The following is Problem 6.1 from a book I'm self-studying, the "Mathematics of Classical and Quantum Physics", by Byron and Fuller, 1e. Given
$$ \begin{equation} f(z)= \begin{cases} \displaystyle\frac{xy^2(x+iy)}{x^2+y^2}\equiv u+iv,&z\ne0\\ 0&z=0 \end{cases} \end{equation} $$
where $z=x+iy$, the reader is asked to determine where $f(z)$ is analytic and differentiable. My thought process is as follows: according to the book, a function is differentiable at a point where the Cauchy-Riemann conditions are satisfied and the partial derivatives of $u,v$ exist and are continuous. I calculate the partial derivatives to be
$$ \begin{align*} \frac{\partial u}{\partial x}&=\frac{2xy^4}{(x^2+y^2)^2}\\[0.3em] \frac{\partial u}{\partial y}&=\frac{2x^4y}{(x^2+y^2)^2}\\[0.3em] \frac{\partial v}{\partial x}&=\frac{x^2y^3+y^5-2xy^4}{(x^2+y^2)^2}\\[0.3em] \frac{\partial v}{\partial y}&=\frac{3x^3y^2+xy^4}{(x^2+y^2)^2} \end{align*} $$
from which it follows that the Cauchy-Riemann conditions are satisfied at every point along the real axis $y=0$ [alternatively, writing
$$ f(z)=-\frac18\left(\frac{z^3}{z^*}-z^2-z^*z+z^{*}{}^2\right) $$
the choice $z=x\in\mathbb{R}$ makes $f(z)$ independent of $z^*$]. Graphing the partial derivatives suggests they continuously approach zero independently of the way $x,y$ approach the origin.

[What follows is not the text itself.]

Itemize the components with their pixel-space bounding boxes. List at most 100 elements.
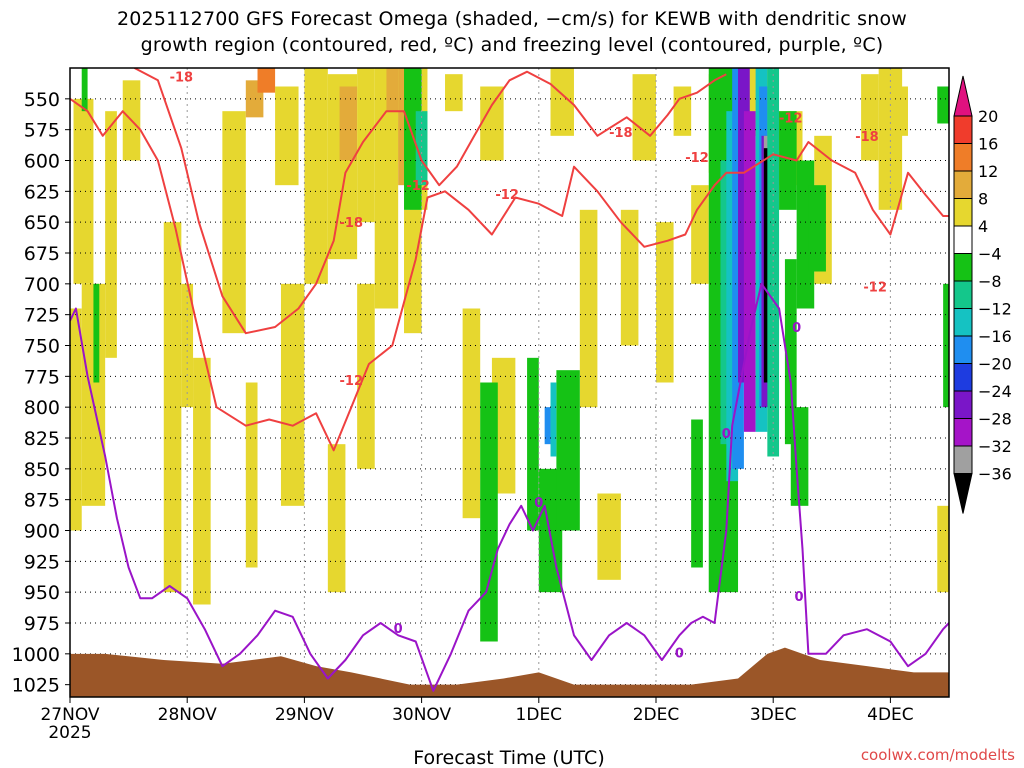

Therefore, since the Cauchy-Riemann conditions are satisfied at every point along the real axis, and the partial derivatives of $u,v$ exist and are continuous there, the function $f(z)$ is differentiable at every point along the real axis. However, it is nowhere analytic, since it is not differentiable in a two-dimensional strip containing the real axis.
Is this line of reasoning correct? Thank you for your time.